Not: "Konuşabilen kişinin işareti"
ifadesi, boşamanın hangi kadın üzerinde yapıldığını işaret etmeyi dışarıda bırakmaktadır.
Örneğin iki karısı bulunan bir kimse bunlardan birine işaret ederek "karım
boştur" dese ve daha sonra "diğerini kastettim" dese bu sözü
kabul edilir. Nevevi, Ravdatü't-talibin adlı eserinin "boşamayı şarta
bağlama" başlığındaki altıncı babın öncesinde çeşitli meseleleri ele
alırken bunu tercih etmiştir.
Yine kişinin eman için
yaptığı işaret vb. şeyler de sözlü ifade gibi değerlendirilir ve geçersiz
sayılmaz.
Alimlerin sözlü ibare
gibi kabul etmediği şeylerden biri kişinin namazdayken işarette bulunması
diğeri de kendisiyle konuşmamaya yemin eden kimseye işarette bulunması, o
kişinin da buna işaretle karşılık vermesidir .. Bu durumdaki kişinin namazı ve
yemini bozulmaz.
3. İşaret Yoluyla Boşama
46. Dilsizin işareti
-Cüveyni'nin belirttiğine göre bu kişi yazı yazabiliyar olsa bile - alım-satım
ve nikah gibi akitlerde, ikrarlarda, davalarda ve boşama ile köle azadı gibi
mülkiyeti sona erdiren konularda muteberdir.
Nevevi Dekaiku'l-Minhac
adlı eserinde dilsizin şahitliğini ve namazdaki işaretini istisna etmiştir.

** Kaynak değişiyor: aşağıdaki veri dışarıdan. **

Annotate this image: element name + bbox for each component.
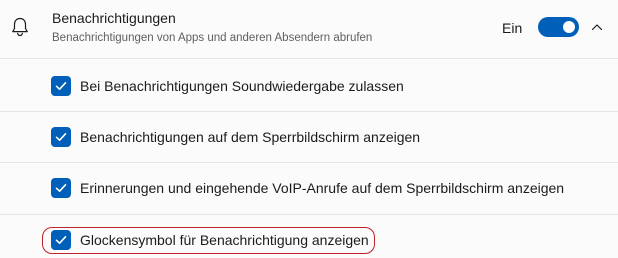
option-row-bell-symbol: Glockensymbol für Benachrichtigung anzei… — [0, 215, 618, 258]
notifications-settings-panel: Benachrichtigungen Benachrichtigungen vo… — [0, 0, 618, 258]
checkmark-icon — [55, 184, 67, 192]
voip-checkbox[interactable] — [51, 178, 71, 198]
chevron-up-icon[interactable] — [590, 20, 604, 34]
checkmark-icon — [55, 82, 67, 90]
divider — [0, 58, 618, 59]
option-row-sound: Bei Benachrichtigungen Soundwiedergabe z… — [0, 61, 618, 111]
bell-symbol-label: Glockensymbol für Benachrichtigung anzei… — [80, 232, 369, 248]
lockscreen-label: Benachrichtigungen auf dem Sperrbildschi… — [80, 129, 421, 145]
voip-label: Erinnerungen und eingehende VoIP-Anrufe … — [80, 180, 565, 196]
toggle-state-label: Ein — [502, 20, 523, 36]
notifications-title: Benachrichtigungen — [52, 10, 176, 26]
checkmark-icon — [55, 236, 67, 244]
sound-checkbox[interactable] — [51, 76, 71, 96]
lockscreen-checkbox[interactable] — [51, 127, 71, 147]
toggle-knob — [563, 21, 575, 33]
notifications-toggle[interactable] — [538, 17, 579, 37]
option-row-voip: Erinnerungen und eingehende VoIP-Anrufe … — [0, 163, 618, 213]
notifications-subtitle: Benachrichtigungen von Apps und anderen … — [52, 32, 373, 44]
bell-symbol-checkbox[interactable] — [51, 230, 71, 250]
checkmark-icon — [55, 133, 67, 141]
sound-label: Bei Benachrichtigungen Soundwiedergabe z… — [80, 78, 404, 94]
bell-icon — [10, 16, 30, 38]
option-row-lockscreen: Benachrichtigungen auf dem Sperrbildschi… — [0, 112, 618, 162]
notifications-header[interactable]: Benachrichtigungen Benachrichtigungen vo… — [0, 0, 618, 58]
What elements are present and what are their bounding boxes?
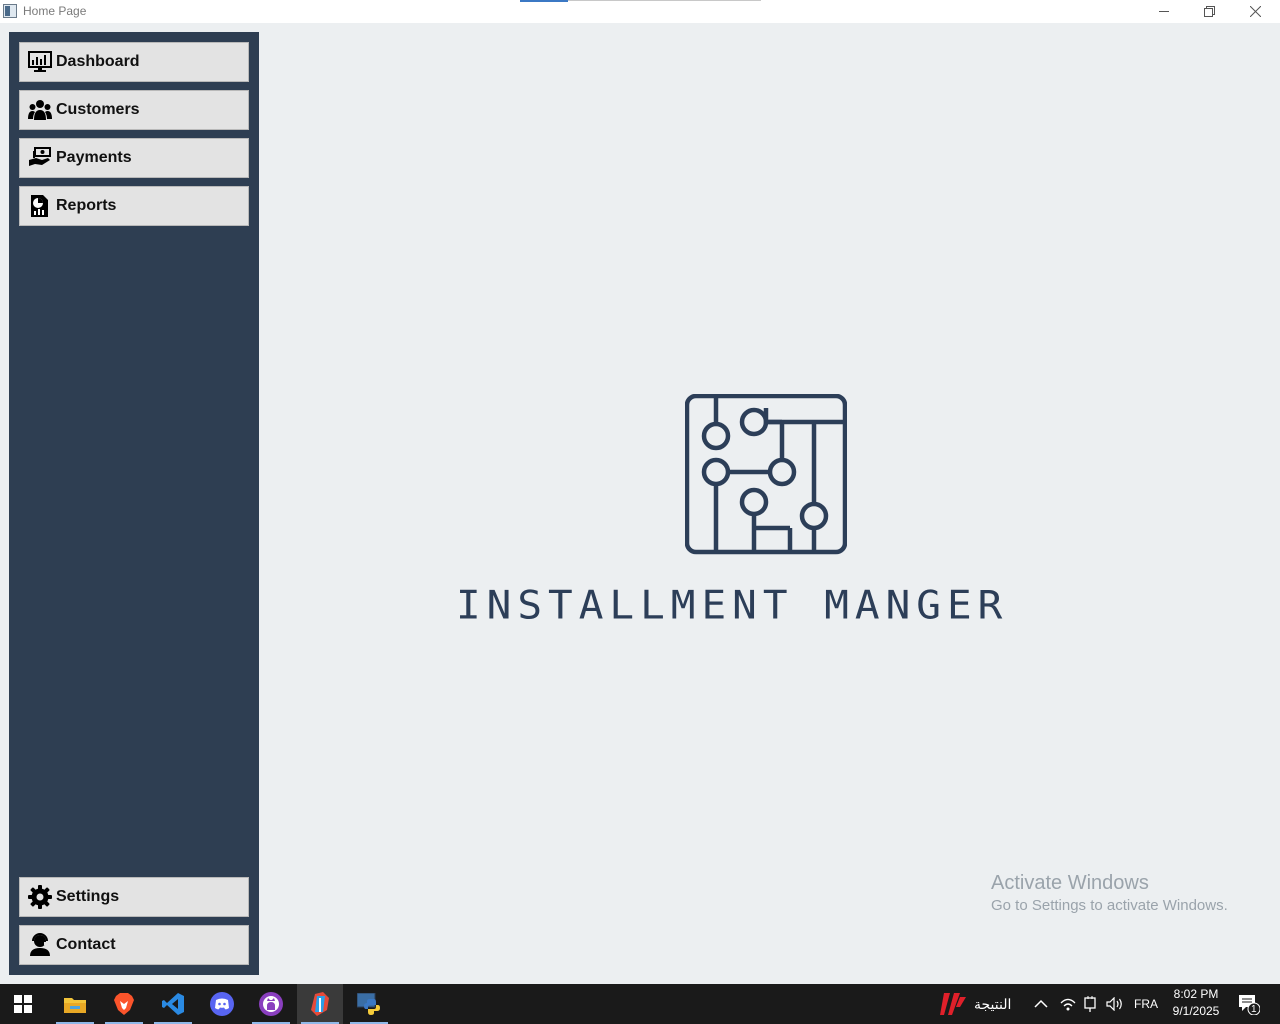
- taskbar-vscode[interactable]: [150, 984, 196, 1024]
- vscode-icon: [162, 993, 184, 1015]
- reports-button[interactable]: Reports: [19, 186, 249, 226]
- github-desktop-icon: [259, 992, 283, 1016]
- app-icon: [3, 4, 17, 18]
- dashboard-label: Dashboard: [56, 53, 140, 70]
- python-icon: [357, 993, 380, 1015]
- notification-count: 1: [1251, 1004, 1257, 1015]
- taskbar: النتيجة FRA 8:02 PM 9/1/2025 1: [0, 984, 1280, 1024]
- discord-icon: [210, 992, 234, 1016]
- taskbar-file-explorer[interactable]: [52, 984, 98, 1024]
- volume-button[interactable]: [1106, 984, 1124, 1024]
- power-button[interactable]: [1083, 984, 1097, 1024]
- network-button[interactable]: [1060, 984, 1076, 1024]
- speaker-icon: [1106, 997, 1122, 1011]
- taskbar-python[interactable]: [346, 984, 392, 1024]
- window-title: Home Page: [23, 4, 87, 18]
- notifications-button[interactable]: 1: [1238, 984, 1260, 1024]
- settings-label: Settings: [56, 888, 120, 905]
- taskbar-pycharm[interactable]: [297, 984, 343, 1024]
- restore-icon: [1203, 5, 1215, 17]
- minimize-icon: [1159, 11, 1169, 12]
- close-icon: [1249, 5, 1261, 17]
- pycharm-icon: [311, 992, 329, 1016]
- customers-label: Customers: [56, 101, 140, 118]
- file-explorer-icon: [64, 998, 86, 1013]
- taskbar-github-desktop[interactable]: [248, 984, 294, 1024]
- customers-button[interactable]: Customers: [19, 90, 249, 130]
- battery-plug-icon: [1084, 996, 1096, 1012]
- payments-button[interactable]: Payments: [19, 138, 249, 178]
- close-button[interactable]: [1232, 0, 1278, 22]
- dashboard-monitor-icon: [28, 50, 52, 74]
- windows-start-icon: [14, 995, 32, 1013]
- main-window: Dashboard Customers Payments Reports Set…: [0, 23, 1280, 984]
- settings-button[interactable]: Settings: [19, 877, 249, 917]
- payments-hand-money-icon: [28, 146, 52, 170]
- clock-time: 8:02 PM: [1173, 987, 1219, 1001]
- news-label: النتيجة: [974, 995, 1012, 1012]
- show-hidden-icons-button[interactable]: [1034, 984, 1048, 1024]
- payments-label: Payments: [56, 149, 132, 166]
- contact-label: Contact: [56, 936, 116, 953]
- taskbar-brave[interactable]: [101, 984, 147, 1024]
- dashboard-button[interactable]: Dashboard: [19, 42, 249, 82]
- restore-button[interactable]: [1186, 0, 1232, 22]
- title-divider-line: [568, 0, 761, 1]
- wifi-icon: [1060, 998, 1076, 1011]
- taskbar-discord[interactable]: [199, 984, 245, 1024]
- reports-chart-icon: [28, 194, 52, 218]
- contact-button[interactable]: Contact: [19, 925, 249, 965]
- activate-windows-subtitle: Go to Settings to activate Windows.: [991, 897, 1228, 914]
- reports-label: Reports: [56, 197, 117, 214]
- title-bar: Home Page: [0, 0, 1280, 23]
- minimize-button[interactable]: [1141, 0, 1187, 22]
- gear-icon: [28, 885, 52, 909]
- sidebar: Dashboard Customers Payments Reports Set…: [9, 32, 259, 975]
- activate-windows-title: Activate Windows: [991, 872, 1149, 894]
- clock-date: 9/1/2025: [1172, 1004, 1220, 1018]
- news-widget[interactable]: النتيجة: [940, 984, 1011, 1024]
- chevron-up-icon: [1034, 999, 1048, 1008]
- customers-group-icon: [28, 98, 52, 122]
- language-indicator[interactable]: FRA: [1134, 984, 1158, 1024]
- start-button[interactable]: [0, 984, 46, 1024]
- brave-browser-icon: [114, 993, 134, 1015]
- installment-manager-logo-icon: [685, 394, 847, 555]
- contact-headset-icon: [28, 933, 52, 957]
- news-logo-icon: [940, 993, 966, 1015]
- logo-text: INSTALLMENT MANGER: [456, 582, 1009, 628]
- clock[interactable]: 8:02 PM 9/1/2025: [1160, 986, 1232, 1020]
- title-accent-line: [520, 0, 568, 2]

Bunlar muteber değildir, kişi konuşmayacağına yemin ettiğinde böyle işarette
bulunmakla yemini bozulmaz.
47. Dilsizin yaptığı
işaretten boşamayı kastettiğini gerek zekası güçlü olan gerekse böyle olmayan
herkes anlayabiliyorsa bu işaret sari h kabul edilir, niyete gerek yoktur.
Örneğin dilsize "karını kaç defa boşadın?" denildiğinde parmaklarıyla
"üç" sayısını gösterirse böyledir.
Şayet işaretini,
yalnızca zeki olanlar anlayabiliyorsa o zaman bu
işaret kinaye gibi olup
niyeti gerektirir.
Not: Dilsiz bir kimsenin boşama konusunda sari h
olan işaretini talak dışında yorumlaması, boşama için yaygın olarak kullanılan
bir sözcüğü bir başka anlamda yorumlamaya benzer ki bir delil olmadıkça bu,
görünür durum [yargı] açısından kabul edilmez.
48. Konuşabilen bir
kimse, su veya hava gibi değil de yazının üzerinde sabit kalacağı yaprak,
kumaş, taş, tahta gibi bir yere karısını boşadığını veya azat etme, ibra,
kısası affetme gibi karşı tarafın kabulüne ihtiyaç duyurmayan bir şeyi yazsa,
örneğin "karım / bütün karılarım boştur" veya "kölem
hürdür" yazsa [bakılır:]
> Bunu yazarken
boşama veya diğer şeylere niyet etmese yazı dikkate alınmaz.
> Niyet etmekle
birlikte telaffuz etmese; daha güçlü görüşe göre yazdığı şey gerçekleşir; çünkü
yazı yazmak da [tıpkı konuşmak gibi] insanın kastını anlatmada başvurulan bir
yoldur, üstelik buna niyet de bitişmiştir. Ayrıca yazı yazmak, [sözlü ve
yazılı] iki hitap çeşidinden biri olduğundan sözle söyleme durumunda olduğu
gibi boşama meydana gelir.
Diğer görüşe göre ise
boşama meydana gelmez; çünkü bu, konuşabilen bir kimsenin yaptığı fiildir.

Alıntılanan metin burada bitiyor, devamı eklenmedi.